Test Order Amount

You’ll need another couple of test cases to verify the new model. Below you can find the tests and the expected results you can use.

Message 3.1: Evaluate decision `order_amount`; T1, Inventory < 100, High Demand: true (irrelevant), Ordered: false, Expected outcome: 250
{
  "decisionId": "order_amount",
  "variables": "{ \"warehouse_stock_level\": 116, \"orders\": 14, \"spare_parts_reserve\": 10, \"storage_tier\": \"T1\", \"order_placed\": false, \"available_online\": true, \"inventory_trend\": 0 }"
}
Message 3.2: Evaluate decision `order_amount`; T1, Inventory 100, High Demand: false (online, trend 1), Ordered: false, Expected outcome: 0
{
  "decisionId": "order_amount",
  "variables": "{ \"warehouse_stock_level\": 116, \"orders\": 6, \"spare_parts_reserve\": 10, \"storage_tier\": \"T1\", \"order_placed\": false, \"available_online\": true, \"inventory_trend\": 1 }"
}
Message 3.3: Evaluate decision `order_amount`; T1, Inventory 100, High Demand: true (online, trend 0), Ordered: false, Expected outcome: 250
{
  "decisionId": "order_amount",
  "variables": "{ \"warehouse_stock_level\": 116, \"orders\": 6, \"spare_parts_reserve\": 10, \"storage_tier\": \"T1\", \"order_placed\": false, \"available_online\": true, \"inventory_trend\": 0 }"
}
Message 3.4: Evaluate decision `order_amount`; T1, Inventory 100, High Demand: false (not online, trend 0), Ordered: false, Expected outcome: 0
{
  "decisionId": "order_amount",
  "variables": "{ \"warehouse_stock_level\": 116, \"orders\": 6, \"spare_parts_reserve\": 10, \"storage_tier\": \"T1\", \"order_placed\": false, \"available_online\": false, \"inventory_trend\": 0 }"
}
Message 3.5: Evaluate decision `order_amount`; T1, Inventory 149, High Demand: true (not online, trend -2), Ordered: false, Expected outcome: 250
{
  "decisionId": "order_amount",
  "variables": "{ \"warehouse_stock_level\": 165, \"orders\": 6, \"spare_parts_reserve\": 10, \"storage_tier\": \"T1\", \"order_placed\": false, \"available_online\": false, \"inventory_trend\": -2 }"
}
Message 3.6: Evaluate decision `order_amount`; T1, Inventory 150, High Demand: true (online, trend -1), Ordered: false, Expected outcome: 0
{
  "decisionId": "order_amount",
  "variables": "{ \"warehouse_stock_level\": 165, \"orders\": 5, \"spare_parts_reserve\": 10, \"storage_tier\": \"T1\", \"order_placed\": false, \"available_online\": true, \"inventory_trend\": -1 }"
}

Did you get the expected results? Good job!

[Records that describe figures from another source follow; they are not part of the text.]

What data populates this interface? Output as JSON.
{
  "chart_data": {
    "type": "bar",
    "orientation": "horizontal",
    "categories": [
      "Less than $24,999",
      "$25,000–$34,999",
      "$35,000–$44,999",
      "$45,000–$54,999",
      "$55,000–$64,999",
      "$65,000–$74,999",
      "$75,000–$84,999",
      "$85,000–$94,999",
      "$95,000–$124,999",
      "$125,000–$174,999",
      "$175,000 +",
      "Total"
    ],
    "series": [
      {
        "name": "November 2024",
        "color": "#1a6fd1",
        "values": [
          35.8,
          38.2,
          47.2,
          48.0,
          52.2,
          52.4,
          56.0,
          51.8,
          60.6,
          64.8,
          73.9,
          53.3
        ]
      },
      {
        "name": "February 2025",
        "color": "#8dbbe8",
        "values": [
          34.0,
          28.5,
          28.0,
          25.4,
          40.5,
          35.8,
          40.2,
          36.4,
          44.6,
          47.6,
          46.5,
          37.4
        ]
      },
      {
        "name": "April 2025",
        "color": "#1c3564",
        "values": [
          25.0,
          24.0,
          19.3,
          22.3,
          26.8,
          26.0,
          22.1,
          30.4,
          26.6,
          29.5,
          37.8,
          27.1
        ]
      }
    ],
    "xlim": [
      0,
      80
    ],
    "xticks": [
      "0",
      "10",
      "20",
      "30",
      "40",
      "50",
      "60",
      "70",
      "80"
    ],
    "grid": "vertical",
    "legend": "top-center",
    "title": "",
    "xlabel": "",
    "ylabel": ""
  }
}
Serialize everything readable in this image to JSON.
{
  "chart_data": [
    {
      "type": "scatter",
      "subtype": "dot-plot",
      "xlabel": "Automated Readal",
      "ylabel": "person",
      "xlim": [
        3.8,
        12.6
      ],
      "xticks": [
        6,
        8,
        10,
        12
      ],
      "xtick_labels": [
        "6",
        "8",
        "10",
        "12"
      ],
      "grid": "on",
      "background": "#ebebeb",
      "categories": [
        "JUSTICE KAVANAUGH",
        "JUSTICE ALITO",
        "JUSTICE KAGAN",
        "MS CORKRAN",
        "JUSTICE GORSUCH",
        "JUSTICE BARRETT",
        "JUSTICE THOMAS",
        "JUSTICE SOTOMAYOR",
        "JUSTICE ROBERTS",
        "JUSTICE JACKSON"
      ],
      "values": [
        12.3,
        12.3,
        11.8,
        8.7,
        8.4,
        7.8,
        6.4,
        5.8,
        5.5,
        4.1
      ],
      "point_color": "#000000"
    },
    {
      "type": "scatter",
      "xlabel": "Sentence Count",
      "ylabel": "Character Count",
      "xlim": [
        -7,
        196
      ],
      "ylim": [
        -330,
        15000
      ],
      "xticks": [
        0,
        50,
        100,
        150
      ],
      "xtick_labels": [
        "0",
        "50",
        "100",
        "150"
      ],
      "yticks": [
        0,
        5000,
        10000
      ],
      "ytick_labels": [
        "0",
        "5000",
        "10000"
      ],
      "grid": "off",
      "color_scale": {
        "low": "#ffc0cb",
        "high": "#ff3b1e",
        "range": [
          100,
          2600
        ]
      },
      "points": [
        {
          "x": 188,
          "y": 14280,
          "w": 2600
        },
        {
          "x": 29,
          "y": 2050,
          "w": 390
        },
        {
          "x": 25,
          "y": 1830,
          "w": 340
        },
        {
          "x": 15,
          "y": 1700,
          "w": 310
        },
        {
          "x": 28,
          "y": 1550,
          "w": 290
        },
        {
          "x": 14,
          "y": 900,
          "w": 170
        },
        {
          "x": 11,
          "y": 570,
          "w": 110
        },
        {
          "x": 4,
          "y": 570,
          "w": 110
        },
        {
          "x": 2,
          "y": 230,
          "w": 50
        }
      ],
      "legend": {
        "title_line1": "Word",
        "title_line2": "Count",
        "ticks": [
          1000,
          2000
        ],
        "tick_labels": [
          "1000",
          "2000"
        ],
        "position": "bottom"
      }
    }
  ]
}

As you’ve seen, testing the various scenarios for a decision requires a bit of work, but it can easily be done in an automated fashion and allows you to specify complex logic in a very efficient way, ready to be invoked whenever needed. Thanks for helping Bolt Bike take another step on their automation journey!